The yield was measured. The number of times the plating film is formed is
12 times each. A good product was one in which the bleeding phenomenon did not occur at all on the fine wiring of the plated AlN substrate and the plating film was formed on the wiring portion to a thickness of about 4 μm or more.

As a result, in the case of Example 3, the yield was 98%.
And a very large value, whereas in Comparative Example 3, it was 88.
%, 80% in Comparative Example 16, 85% in Comparative Example 16, 80% in Comparative Example 17, and 85% in Comparative Example 20. As described above, the yield is improved by adding thiourea and thallium malonate to the commercially available plating solution, but the yield is considerably smaller than that of the electroless Ni plating solution for AlN substrate according to the example. all right.

[0058]

As described above in detail, the AlN according to the present invention is
In the electroless Ni plating solution for substrates, (a) nickel sulfate (containing crystal water), nickel chloride (containing crystal water) or nickel acetate (containing crystal water) as a Ni ion source, and (b) as a complexing agent (Crystalline water) Ethylenediamine, (d) Reducing agent (Crystalline water) sodium hypophosphite, (c) Organic acid or organic acid salt as at least one of lactic acid, sodium succinate and sodium acetate. (D) It contains thiourea and / or thallium malonate and causes bleeding by an electroless plating method without corroding the AlN substrate and even when fine wiring is formed on the AlN substrate.

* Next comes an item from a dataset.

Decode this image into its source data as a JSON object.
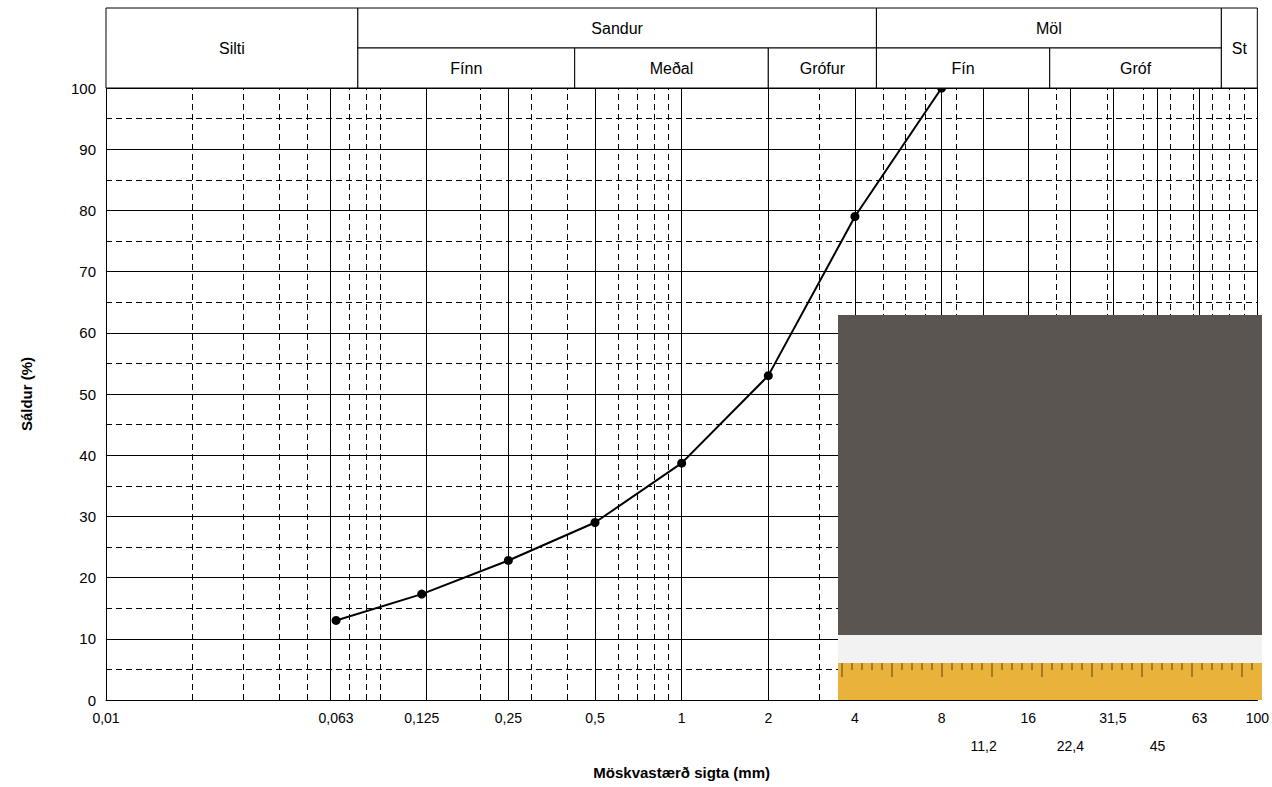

The Ni-containing plating film having excellent properties such as film adhesion and hardness can be selectively and more quickly formed on the wiring. for that reason,
When the Ni-based plating solution is used, the yield during the plating process can be greatly improved.

[Brief description of drawings]

FIG. 1 is an amount of thiourea or thallium malonate added and Ni deposition when thiourea or thallium malonate is added to a plating solution containing a Ni ion source, a complexing agent, a reducing agent, an organic acid, and an organic acid salt. It is the graph which showed the relationship with quantity.

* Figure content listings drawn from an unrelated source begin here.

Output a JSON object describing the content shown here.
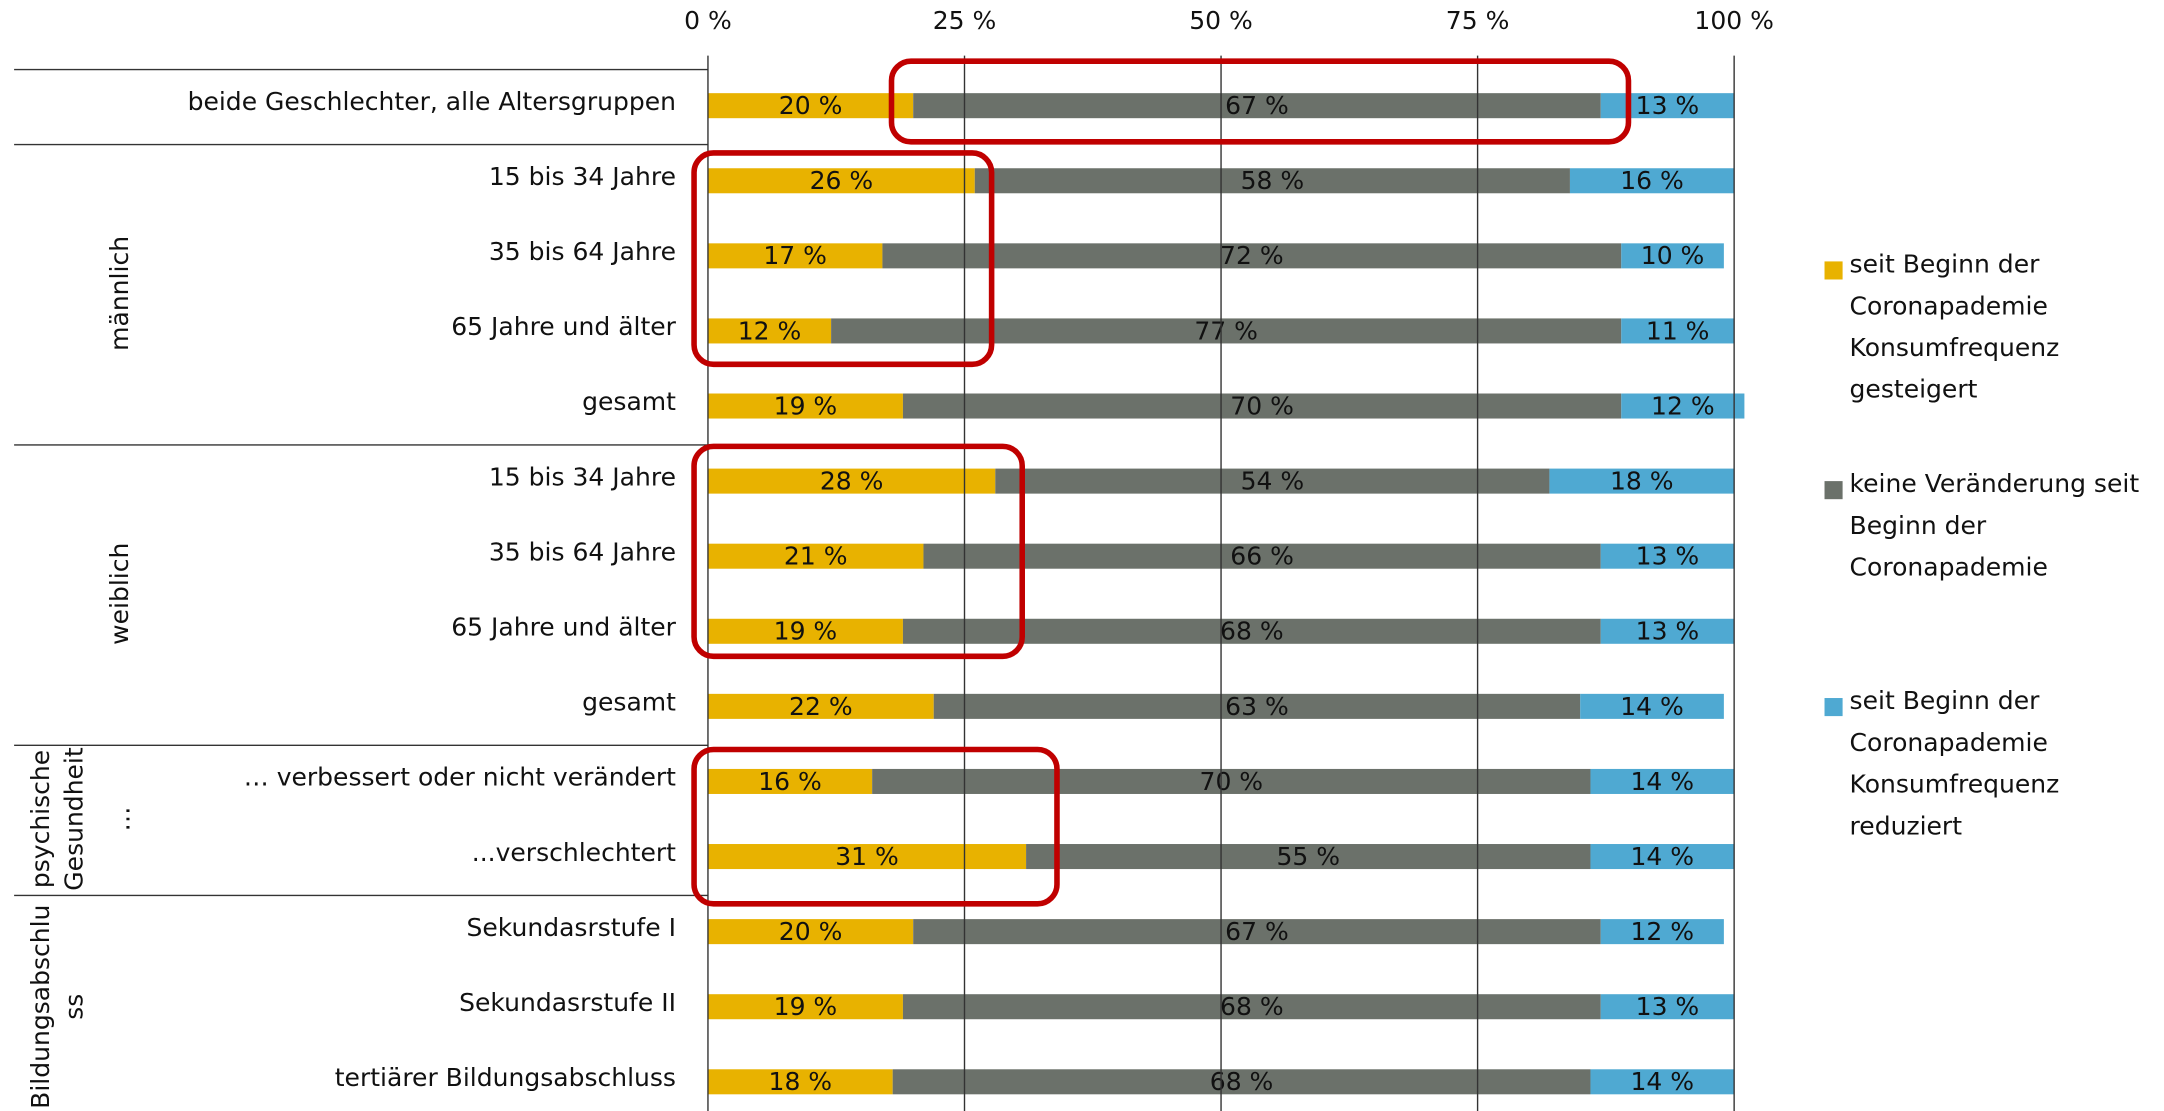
{
  "chart_data": {
    "type": "stacked_barh",
    "categories": [
      "beide Geschlechter, alle Altersgruppen",
      "15 bis 34 Jahre",
      "35 bis 64 Jahre",
      "65 Jahre und älter",
      "gesamt",
      "15 bis 34 Jahre",
      "35 bis 64 Jahre",
      "65 Jahre und älter",
      "gesamt",
      "… verbessert oder nicht verändert",
      "...verschlechtert",
      "Sekundasrstufe I",
      "Sekundasrstufe II",
      "tertiärer Bildungsabschluss"
    ],
    "groups": [
      {
        "lines": [
          "männlich"
        ],
        "start": 1,
        "end": 4
      },
      {
        "lines": [
          "weiblich"
        ],
        "start": 5,
        "end": 8
      },
      {
        "lines": [
          "psychische",
          "Gesundheit",
          "…"
        ],
        "start": 9,
        "end": 10
      },
      {
        "lines": [
          "Bildungsabschlu",
          "ss"
        ],
        "start": 11,
        "end": 13
      }
    ],
    "series": [
      {
        "name": "seit Beginn der Coronapademie Konsumfrequenz gesteigert",
        "color": "#e8b200",
        "values": [
          20,
          26,
          17,
          12,
          19,
          28,
          21,
          19,
          22,
          16,
          31,
          20,
          19,
          18
        ],
        "value_labels": [
          "20 %",
          "26 %",
          "17 %",
          "12 %",
          "19 %",
          "28 %",
          "21 %",
          "19 %",
          "22 %",
          "16 %",
          "31 %",
          "20 %",
          "19 %",
          "18 %"
        ]
      },
      {
        "name": "keine Veränderung seit Beginn der Coronapademie",
        "color": "#6b716a",
        "values": [
          67,
          58,
          72,
          77,
          70,
          54,
          66,
          68,
          63,
          70,
          55,
          67,
          68,
          68
        ],
        "value_labels": [
          "67 %",
          "58 %",
          "72 %",
          "77 %",
          "70 %",
          "54 %",
          "66 %",
          "68 %",
          "63 %",
          "70 %",
          "55 %",
          "67 %",
          "68 %",
          "68 %"
        ]
      },
      {
        "name": "seit Beginn der Coronapademie Konsumfrequenz reduziert",
        "color": "#4fa9d2",
        "values": [
          13,
          16,
          10,
          11,
          12,
          18,
          13,
          13,
          14,
          14,
          14,
          12,
          13,
          14
        ],
        "value_labels": [
          "13 %",
          "16 %",
          "10 %",
          "11 %",
          "12 %",
          "18 %",
          "13 %",
          "13 %",
          "14 %",
          "14 %",
          "14 %",
          "12 %",
          "13 %",
          "14 %"
        ]
      }
    ],
    "xlim": [
      0,
      100
    ],
    "xticks": [
      {
        "value": 0,
        "label": "0 %"
      },
      {
        "value": 25,
        "label": "25 %"
      },
      {
        "value": 50,
        "label": "50 %"
      },
      {
        "value": 75,
        "label": "75 %"
      },
      {
        "value": 100,
        "label": "100 %"
      }
    ],
    "grid": true,
    "legend": "right"
  }
}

FIG. 2: Thiourea and thallium malonate in prescribed amounts, N
The relationship between the temperature of the plating solution or the pH of the plating solution when added to and mixed with the plating solution containing the i-ion source, the complexing agent, the reducing agent, the organic acid, and the organic acid salt and the Ni deposition amount was shown. It is a graph.

Claims (1)

[Claims] 1. (a) As a Ni ion source (crystal water)
Nickel sulfate, (crystal-containing water) nickel chloride or (crystal-containing water) nickel acetate, (b) complexing water (crystal-containing water) ethylenediamine, (d) reducing agent (crystal-containing water) sodium hypophosphite, (C) At least one of lactic acid, sodium succinate, and sodium acetate as an organic acid or organic acid salt, and (d) thiourea and / or thallium malonate, which are not used for AlN substrates. Electrolytic Ni-based plating solution.